The cliché may be invoked by coaches to encourage their players to maintain effort levels after obtaining a two-goal lead. It can also be used in broadcasting, such as by a commentator or studio pundit, to suggest that the final result is still in doubt, thereby maintaining audience interest in a game.

There is little evidence that 2–0 is the worst lead in practice. In association football, a team leading 2–0 at half-time only goes on to lose the game in about 2% of cases. In ice hockey, statistics show that if a team builds a two-goal advantage, they go on to win the game in the majority of instances, and that a one-goal lead is far more dangerous. As a result, the cliché is often used in full knowledge that 2–0 is not in fact the worst possible lead.

Examples of usage
The cliché was popularized by Czech football coach and television commentator Josef Csaplár in the Czech football community. His use of the term suggested that a 2–0 half-time lead could only end in a defeat and the cliché is known in the Czech Republic as Csaplár's trap ().

In Serbia, the cliché is known for being used by manager and former player Milan Živadinović.

The cliché was also used by Australian former player and TV broadcaster Johnny Warren.

Television pundit and former England international footballer Gary Lineker questioned the cliché's veracity during a 2016 match between Bournemouth and Liverpool while the latter were 2–0 ahead. On that occasion, Liverpool did in fact surrender the lead to lose 4–3.

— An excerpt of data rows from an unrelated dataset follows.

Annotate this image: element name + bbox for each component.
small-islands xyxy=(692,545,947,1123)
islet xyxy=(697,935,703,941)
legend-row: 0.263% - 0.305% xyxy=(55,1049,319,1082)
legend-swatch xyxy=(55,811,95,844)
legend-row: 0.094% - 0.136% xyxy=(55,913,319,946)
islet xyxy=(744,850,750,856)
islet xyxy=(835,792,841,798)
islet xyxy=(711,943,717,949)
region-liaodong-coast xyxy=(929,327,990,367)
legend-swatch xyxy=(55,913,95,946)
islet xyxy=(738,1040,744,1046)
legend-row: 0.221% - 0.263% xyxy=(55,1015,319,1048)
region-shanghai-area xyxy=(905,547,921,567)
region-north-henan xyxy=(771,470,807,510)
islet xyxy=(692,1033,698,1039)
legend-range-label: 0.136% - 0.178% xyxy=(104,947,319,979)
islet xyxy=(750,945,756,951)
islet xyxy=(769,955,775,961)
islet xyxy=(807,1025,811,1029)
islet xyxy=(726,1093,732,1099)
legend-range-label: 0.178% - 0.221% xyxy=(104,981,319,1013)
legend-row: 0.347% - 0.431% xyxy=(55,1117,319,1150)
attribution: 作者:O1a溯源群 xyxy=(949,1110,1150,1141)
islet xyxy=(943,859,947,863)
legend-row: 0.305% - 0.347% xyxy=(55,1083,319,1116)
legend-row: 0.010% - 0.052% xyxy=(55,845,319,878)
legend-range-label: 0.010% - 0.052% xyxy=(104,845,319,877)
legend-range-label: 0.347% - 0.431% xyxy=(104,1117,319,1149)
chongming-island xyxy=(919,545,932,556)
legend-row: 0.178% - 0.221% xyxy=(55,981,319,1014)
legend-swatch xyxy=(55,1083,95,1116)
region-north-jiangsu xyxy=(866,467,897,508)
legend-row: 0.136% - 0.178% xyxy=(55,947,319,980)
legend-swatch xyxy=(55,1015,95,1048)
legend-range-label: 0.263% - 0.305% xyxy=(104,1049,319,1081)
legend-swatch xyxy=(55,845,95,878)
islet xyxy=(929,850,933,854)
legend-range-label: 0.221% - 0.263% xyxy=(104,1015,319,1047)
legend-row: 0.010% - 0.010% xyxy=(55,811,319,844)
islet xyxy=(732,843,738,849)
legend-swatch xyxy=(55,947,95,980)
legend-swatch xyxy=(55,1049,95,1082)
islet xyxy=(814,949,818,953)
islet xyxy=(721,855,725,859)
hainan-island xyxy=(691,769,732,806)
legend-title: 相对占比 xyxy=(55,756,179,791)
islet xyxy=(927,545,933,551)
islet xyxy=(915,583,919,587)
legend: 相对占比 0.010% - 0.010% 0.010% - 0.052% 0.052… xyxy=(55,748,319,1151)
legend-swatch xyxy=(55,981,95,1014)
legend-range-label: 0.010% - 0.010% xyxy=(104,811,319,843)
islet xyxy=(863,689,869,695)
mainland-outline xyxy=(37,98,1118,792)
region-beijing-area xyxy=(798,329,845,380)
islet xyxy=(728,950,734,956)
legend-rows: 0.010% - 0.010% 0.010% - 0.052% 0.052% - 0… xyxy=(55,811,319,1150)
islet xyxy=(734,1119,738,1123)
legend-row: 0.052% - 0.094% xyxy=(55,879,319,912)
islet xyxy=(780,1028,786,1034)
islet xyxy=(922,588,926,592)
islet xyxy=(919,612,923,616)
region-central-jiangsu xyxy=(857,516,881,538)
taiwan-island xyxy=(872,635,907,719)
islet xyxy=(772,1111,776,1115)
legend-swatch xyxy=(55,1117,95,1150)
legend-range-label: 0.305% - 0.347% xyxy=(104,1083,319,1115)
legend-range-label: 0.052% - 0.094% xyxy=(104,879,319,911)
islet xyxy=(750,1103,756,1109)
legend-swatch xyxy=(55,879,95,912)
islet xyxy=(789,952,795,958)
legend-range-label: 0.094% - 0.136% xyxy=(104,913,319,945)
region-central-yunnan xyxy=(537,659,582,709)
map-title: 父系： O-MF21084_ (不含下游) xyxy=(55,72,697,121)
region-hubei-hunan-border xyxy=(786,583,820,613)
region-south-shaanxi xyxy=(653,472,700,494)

During the final match of the FIFA World Cup 2022 held in Qatar, Argentina maintained a 2-0 lead up until 80 minutes of the game, after which Kylian Mbappé of the French national team scored 2 goals within 97 seconds, completely breaking the lead. This led to extensive citation of the cliché among football fans, some of whom blaming Argentina for botching their lead due to their complacency as the game almost reached its end. The Argentina national team would go on to win the World Cup.